Editor’s Note: Those who follow the Points Interview series know that Joe Spillane has managed this aspect of the blog since our founding. While in today’s iteration we mourn Joe’s departure, we are also delighted to announce that Contributing Editor Ron Roizen has agreed to take over as our official interview steward. A member of the merry research staff at the Alcohol Research Group at “Berzerkeley” in the early 1970s, it’s fitting that his first Points Interview is a “Freaky Friday” confab with Mark Christensen, another denizen of the Wild West. In addition to publishing several novels, Christensen has written for Rolling Stone, Playboy, and Oregon Magazine. Here he graces Points with his replies to our series of probing interrogatives on Acid Christ: Ken Kesey, LSD, and the Politics of Ecstasy (Schaffner Press, 2010).
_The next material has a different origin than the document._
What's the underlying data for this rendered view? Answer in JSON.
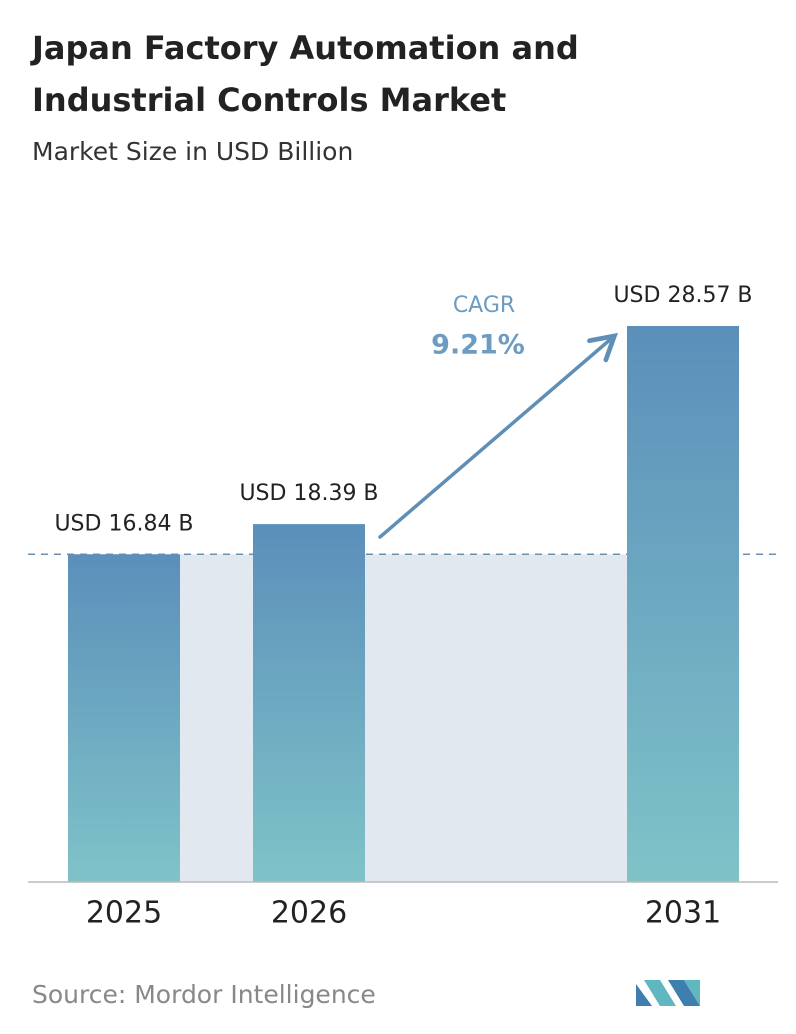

I was contacted by a former editor working for my eventual publisher, Tim Schaffner. Tim had an idea for a new kind of nonfiction book, a “shepherd and his sheep” biography in which the writer would tell the story of a major modern “culture changer” and the change the “shepherd” brought from the writer’s own perspective. As one of the sheep. That would be me. A former upper middle-class “suburban-urchin,” I’d written about counterculture icons like David Crosby, Richard Pryor and Paul Krassner for Rolling Stone and High Times and, so to speak, the paradise that was “pre-AIDS ‘Freak Freely’ America.” So I guess I was a good get.
As for the shepherd, larger than life Ken Kesey was an easy choice. By age 28 he had two critically acclaimed bestselling novels, One Flew Over the Cuckoo’s Nest and Sometimes a Great Notion, a feat never bested by Ernest Hemingway, William Faulkner, Saul Bellow or John Updike.